Stochastic Activation Pruning: Dhillon et al. [8] proposed a defense technique, “Stochastic activation pruning”, in which nodes of each layer during forwarding propagation pass of the DNN model are dropped out stochastically. The hidden layers activation adaption effects the classification probabilities of the output, at the same time it enhances the robustness of the technique.

Universal Defense Techniques: Sometimes the universal defense approach was utilized to rectify the perturbed input. They employed pre input layer, perturbation rectifying network (PRN) in the model to deal with contaminated input. The training datasets for both PRN and targeted models are characterized by the same distribution. PRN is trained using the same parameters of base model [2]. The input samples are first passed through PRN before the input layer of the targeted model to identify the contaminations depending on the output of the rectifying unit.

Differential Privacy Defense Techniques: Recently, adversarial attacks are addressed by Differential Privacy (DP). Machine learning models are trained using large scale datasets containing sensitive user information. Thus, the privacy of this sensitive data is much more important against privacy attacks [20]. DP techniques are characterized by adding noise during the training of the model at a certain stage to maintain the privacy of data. Lecuyer et al. [16] proposed an innovative approach “Pixel DP” as certified robustness against adversarial attacks. PixelDP autoencoder can be appended at the beginning of nonmodifiable networks as a robust defense mechanism against any norm-based attacks. It adds a noise layer in the architecture of the machine learning model to generate the random outputs, which leverages the DP on prediction probabilities without altering the model accuracy on prediction results. PixelDP training is analogous to usual deep learning model training using similar loss and optimizer of the original model.

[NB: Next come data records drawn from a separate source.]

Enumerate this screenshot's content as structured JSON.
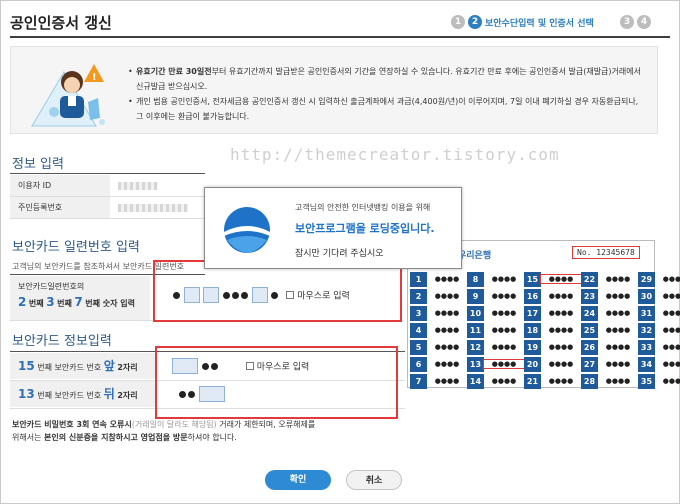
{
  "header": {
    "title": "공인인증서 갱신",
    "steps": [
      "1",
      "2",
      "3",
      "4"
    ],
    "active_step_label": "보안수단입력 및 인증서 선택"
  },
  "notice": {
    "items": [
      {
        "pre": "유효기간 만료 30일전",
        "post": "부터 유효기간까지 발급받은 공인인증서의 기간을 연장하실 수 있습니다. 유효기간 만료 후에는 공인인증서 발급(재발급)거래에서 신규발급 받으십시오."
      },
      {
        "pre": "",
        "post": "개인 범용 공인인증서, 전자세금용 공인인증서 갱신 시 입력하신 출금계좌에서 과금(4,400원/년)이 이루어지며, 7일 이내 폐기하실 경우 자동환급되나, 그 이후에는 환급이 불가능합니다."
      }
    ]
  },
  "watermark": "http://themecreator.tistory.com",
  "info": {
    "title": "정보 입력",
    "rows": [
      {
        "label": "이용자 ID"
      },
      {
        "label": "주민등록번호"
      }
    ]
  },
  "serial": {
    "title": "보안카드 일련번호 입력",
    "hint": "고객님의 보안카드를 참조하셔서 보안카드 일련번호",
    "row_label_top": "보안카드일련번호의",
    "n1": "2",
    "t1": "번째",
    "n2": "3",
    "t2": "번째",
    "n3": "7",
    "t3": "번째 숫자 입력",
    "mouse_label": "마우스로 입력"
  },
  "cardinfo": {
    "title": "보안카드 정보입력",
    "row1": {
      "num": "15",
      "mid": "번째 보안카드 번호",
      "pos": "앞",
      "tail": "2자리"
    },
    "row2": {
      "num": "13",
      "mid": "번째 보안카드 번호",
      "pos": "뒤",
      "tail": "2자리"
    },
    "mouse_label": "마우스로 입력"
  },
  "warning": {
    "line1_pre": "보안카드 비밀번호 3회 연속 오류시",
    "line1_mid": "(거래일이 달라도 해당됨)",
    "line1_post": " 거래가 제한되며, 오류해제를",
    "line2_pre": "위해서는 ",
    "line2_b1": "본인의 신분증을 지참하시고 영업점을 방문",
    "line2_post": "하셔야 합니다."
  },
  "popup": {
    "line1": "고객님의 안전한 인터넷뱅킹 이용을 위해",
    "line2": "보안프로그램을 로딩중입니다.",
    "line3": "잠시만 기다려 주십시오"
  },
  "card": {
    "bank": "우리은행",
    "serial_label": "No. 12345678",
    "dots": "●●●●",
    "rows": [
      [
        "1",
        "8",
        "15",
        "22",
        "29"
      ],
      [
        "2",
        "9",
        "16",
        "23",
        "30"
      ],
      [
        "3",
        "10",
        "17",
        "24",
        "31"
      ],
      [
        "4",
        "11",
        "18",
        "25",
        "32"
      ],
      [
        "5",
        "12",
        "19",
        "26",
        "33"
      ],
      [
        "6",
        "13",
        "20",
        "27",
        "34"
      ],
      [
        "7",
        "14",
        "21",
        "28",
        "35"
      ]
    ]
  },
  "buttons": {
    "ok": "확인",
    "cancel": "취소"
  },
  "colors": {
    "accent": "#2e7fc1",
    "highlight": "#e23a3a",
    "card_number_bg": "#1f5a9a"
  }
}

It differs in the calculation of pre noise layers bounding it to the sensitivity of p-norm input deviations. The output Q(.) is given by the following equation.

$$\begin{aligned} Q(.) = h(g(.)) \end{aligned}$$
(6)

Where g is prior to noise layer calculation and h denotes calculations in the next layers producing Q(.) as shown in Fig. 8.

Fig. 8.
figure 8

Architecture of PixelDP approach

4 Conclusion

Our work describes the major adversarial attacks and defenses in a novel form as these techniques are not only classified but also represented graphically. Here we suggested, the generation of such models that not only keep the optimization but also tune the performance of models. The creation of more generalized models helps out to a great deal when it comes to taking care of the optimization problem. Orthodox models cannot help out in defending against various types of hybrid attacks. Similarly, the local smoothness and clean toy problems do not put a smart impact when it comes to the generation of adversarial examples and their defenses. It is better to align the adversarial examples with their defenses but try to develop such examples and defenses that should have their independent goals so that the defense against some developed adversarial example should be harder to find. Some other guidelines are there as well, on the basis of which effective models can be developed that exhibit a chronic impact on defenses. Adversarial examples become treacherous whose reverse engineering is not possible or hard to engineer. Similarly, those adversarial attacks prove to be lethal which are nontransferable from model to model.